The Uncertainty Principle

How success taught Janet Fitch that you never know anything for sure

"I never had any reason to be critical of her," Alma Fitch insists. "First of all, I wasn't a writer. Second, I could see the determination in her; I could see that writing wasn't a hobby. It was a calling. All I could do," she says, "was stand back and watch her dedication in awe."

IN 1995, FITCH HAD A PARTY AT HER HOUSE TO celebrate the sale of her first book, a young-adult novel called Kicks. "It never went anywhere. But I did sell it, and I had a party and put up all my rejection notices on the wall. They reached from the baseboard to over my head, on all four walls of the living room.

"When you're used to that," she says, "success is a shock. You have to look at yourself totally differently. Your whole strategy of life is a defense against failure, and suddenly there's success -- you don't know how to deal with that." She was answering phones at her mother's office when Oprah called to congratulate her; a few days later, Warner Bros. called with a film deal. The book had been out a month. ("I thought, 'What's next? A date with Bigfoot?'") The endorsement put her on the best-seller list, but not without reservations: Fitch worried whether people who don't read literary fiction, "who are sometimes more literal in their reading," would react to a book that "deals with such gray areas of what is moral and what is real." The day she watched on television as Oprah handed out the book to her studio audience, "I had this surreal vision that when people went to open it, it just might explode.

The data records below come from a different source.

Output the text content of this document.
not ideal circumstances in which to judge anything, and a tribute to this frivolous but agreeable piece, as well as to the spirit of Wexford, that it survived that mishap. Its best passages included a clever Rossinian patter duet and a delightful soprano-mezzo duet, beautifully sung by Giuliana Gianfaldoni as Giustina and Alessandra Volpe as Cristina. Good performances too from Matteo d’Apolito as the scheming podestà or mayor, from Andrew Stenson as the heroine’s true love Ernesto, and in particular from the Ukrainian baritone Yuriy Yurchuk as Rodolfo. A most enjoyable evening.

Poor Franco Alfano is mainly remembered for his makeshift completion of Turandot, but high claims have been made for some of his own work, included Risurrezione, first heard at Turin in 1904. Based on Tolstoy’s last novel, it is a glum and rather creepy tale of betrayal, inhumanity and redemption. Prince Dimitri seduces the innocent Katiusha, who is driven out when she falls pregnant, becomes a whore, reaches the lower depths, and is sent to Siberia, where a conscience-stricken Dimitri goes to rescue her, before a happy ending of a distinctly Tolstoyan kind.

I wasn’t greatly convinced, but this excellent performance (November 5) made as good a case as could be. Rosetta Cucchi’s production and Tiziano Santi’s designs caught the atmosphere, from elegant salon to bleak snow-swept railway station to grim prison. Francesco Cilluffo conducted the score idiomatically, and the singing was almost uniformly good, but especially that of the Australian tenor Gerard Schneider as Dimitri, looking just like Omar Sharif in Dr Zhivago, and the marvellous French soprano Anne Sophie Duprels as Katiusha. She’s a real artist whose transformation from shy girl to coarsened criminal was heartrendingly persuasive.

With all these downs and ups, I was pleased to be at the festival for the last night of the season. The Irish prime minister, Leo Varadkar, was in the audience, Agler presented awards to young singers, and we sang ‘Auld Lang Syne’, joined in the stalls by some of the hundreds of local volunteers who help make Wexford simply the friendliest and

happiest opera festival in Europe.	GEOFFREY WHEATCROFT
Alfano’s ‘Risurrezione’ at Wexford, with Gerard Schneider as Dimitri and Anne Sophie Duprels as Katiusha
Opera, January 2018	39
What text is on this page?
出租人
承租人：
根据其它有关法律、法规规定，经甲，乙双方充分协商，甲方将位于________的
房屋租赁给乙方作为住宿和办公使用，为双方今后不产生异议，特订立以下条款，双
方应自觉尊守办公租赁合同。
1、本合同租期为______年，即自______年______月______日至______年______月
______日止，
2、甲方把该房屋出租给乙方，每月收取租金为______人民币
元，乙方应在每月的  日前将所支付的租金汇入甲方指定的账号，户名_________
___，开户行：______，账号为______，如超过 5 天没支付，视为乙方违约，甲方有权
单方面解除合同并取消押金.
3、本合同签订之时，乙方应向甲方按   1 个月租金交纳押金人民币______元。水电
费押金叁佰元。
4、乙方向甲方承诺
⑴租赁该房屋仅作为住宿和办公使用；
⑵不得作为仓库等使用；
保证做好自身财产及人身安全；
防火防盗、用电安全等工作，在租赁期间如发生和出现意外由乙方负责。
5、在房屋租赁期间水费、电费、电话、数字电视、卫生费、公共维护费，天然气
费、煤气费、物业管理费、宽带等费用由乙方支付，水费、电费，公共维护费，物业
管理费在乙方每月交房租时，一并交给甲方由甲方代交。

Like, Pow!"

Fitch is now hard at work on her next book, but it is not the next book she was talking about a few months ago, the one about L.A. in the 1920s. "It would be so nice to say, 'Oh yes, I'm almost done with this second book, and it's going well.' But I basically don't know what is happening. I was working on one book for three years, and then this other one just came out of nowhere, totally turned over the apple cart." This time, she'd rather not talk about it. "The apples are still rolling on the floor," she says. "I still don't know where they're going to land."